Body
The US solar industry is justifiably concerned about the US government's hardening stance on China's human rights abuses in the Xinjiang Uyghur Autonomous Region (henceforth Xinjiang), a key supplier of polysilicon used for making the photovoltaic cells used in solar panels. In response, the industry is looking to third-party auditing and verification as a way of ensuring its supply chains aren't tainted by forced labor. Unfortunately, this approach is unlikely to be effective in China's repressive media and information environment.
The Biden administration recently banned imports of polysilicon-based products produced by several Chinese firms over allegations of their use of forced labor in Xinjiang. As Marcus Noland and I argue in our recent PIIE Policy Brief, Xinjiang is the locus of one of the largest campaigns of government-inflicted human rights abuses in the world, including forced labor, which has infected the supply chains of companies both inside and outside the region.
The US solar industry is worried. China accounts for 68 percent of global polysilicon production, and virtually all silicon-based solar panels are likely to contain some Xinjiang silicon, according to Jenny Chase, head of solar analysis at Bloomberg New Energy Finance. If these firm-specific bans were to be applied regionwide, either through executive action or legislation, they would massively disrupt the supply chains of US-based solar companies.
Due to growing concerns over forced labor, the Solar Energy Industries Association, a major trade group, released a traceability protocol in April 2021. The protocol outlines a series of best practices, most important of which is an "independent, third-party audit mechanism to measure a company's implementation of traceability policies and procedures."
Third-party audits are the key element in industry-led attempts to ensure supply chains are free from inputs sourced under unethical or illegal circumstances and/or that contribute to violence and political instability. The most famous of these, the Kimberley Process, was created to address "blood diamonds" that had been fueling conflict in places like Angola and Sierra Leone. Apple created its own certification process with third-party auditing to address similar concerns over the sourcing of tin, tantalum, tungsten, and gold (3TG) from the Democratic Republic of the Congo.
Third-party auditing and verification processes are, in principle, a good way of addressing these concerns by removing parties with direct economic interests from the equation. They can, however, be quite difficult to implement for a variety of reasons, but the most fundamental is the governance environment in which they occur.

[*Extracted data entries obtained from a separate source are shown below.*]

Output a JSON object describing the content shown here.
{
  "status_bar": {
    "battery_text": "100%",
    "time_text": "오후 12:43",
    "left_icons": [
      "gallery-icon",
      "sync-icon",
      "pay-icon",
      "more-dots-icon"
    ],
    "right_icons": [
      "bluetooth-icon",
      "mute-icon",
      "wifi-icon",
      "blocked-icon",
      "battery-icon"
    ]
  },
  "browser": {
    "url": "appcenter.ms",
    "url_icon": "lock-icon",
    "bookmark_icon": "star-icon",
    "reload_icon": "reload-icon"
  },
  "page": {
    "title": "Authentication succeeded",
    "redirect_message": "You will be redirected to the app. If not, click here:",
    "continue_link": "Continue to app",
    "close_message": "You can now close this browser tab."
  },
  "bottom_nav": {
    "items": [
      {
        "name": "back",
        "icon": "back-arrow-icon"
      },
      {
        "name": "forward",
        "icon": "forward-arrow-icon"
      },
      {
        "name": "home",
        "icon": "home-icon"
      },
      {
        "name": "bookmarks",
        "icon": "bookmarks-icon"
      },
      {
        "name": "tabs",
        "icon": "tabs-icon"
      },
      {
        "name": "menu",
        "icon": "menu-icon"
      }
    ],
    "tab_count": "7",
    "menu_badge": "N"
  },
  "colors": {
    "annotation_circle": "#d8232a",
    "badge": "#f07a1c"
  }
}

In the case of blood diamonds and 3TG, third-party auditing and verification processes are complicated largely by the very political instability and violence these processes were designed to address. Certification processes were created precisely because much of the harvesting was occurring in active war zones outside the government's control.
In Xinjiang, the problem is not the absence of government authority but rather its pervasiveness and oppressiveness. Third-party audits can work only if the auditors are allowed to do their jobs: independently assess product sourcing and labor conditions. China is among the most strictly controlled information environments on earth. The Varieties of Democracy (V-Dem) Project is the most state-of-the-art attempt to measure political rights around the world. Its "alternative sources of information index" captures the extent of media freedoms and the ability of the media to report information critical of the regime, cover opposition parties without bias, and represent all political viewpoints within a country. The index ranges from 0 to 1, with higher values representing greater access to alternative sources of information. Since President Xi Jinping's ascent to power, China's score on this index has been virtually indistinguishable from that of North Korea (see figure).

Conditions in Xinjiang are even more restrictive. The Chinese government has stopped independent auditors at airports and sent them back or forced them to use government-supplied interpreters/minders. Locals, even Han locals, who speak to the foreign press are subject to arrest. China has created a surveillance state in the region the likes of which the East Germans could only have dreamed. The idea that credible, truly independent third-party audits can occur in such an environment is a fantasy.
Third-party auditing and verification processes are a reasonable industry-led response to problems of monitoring supply chains and addressing concerns about human rights. The problem, however, is that they are needed most where they are least likely to work—and Xinjiang would be among the most challenging places possible.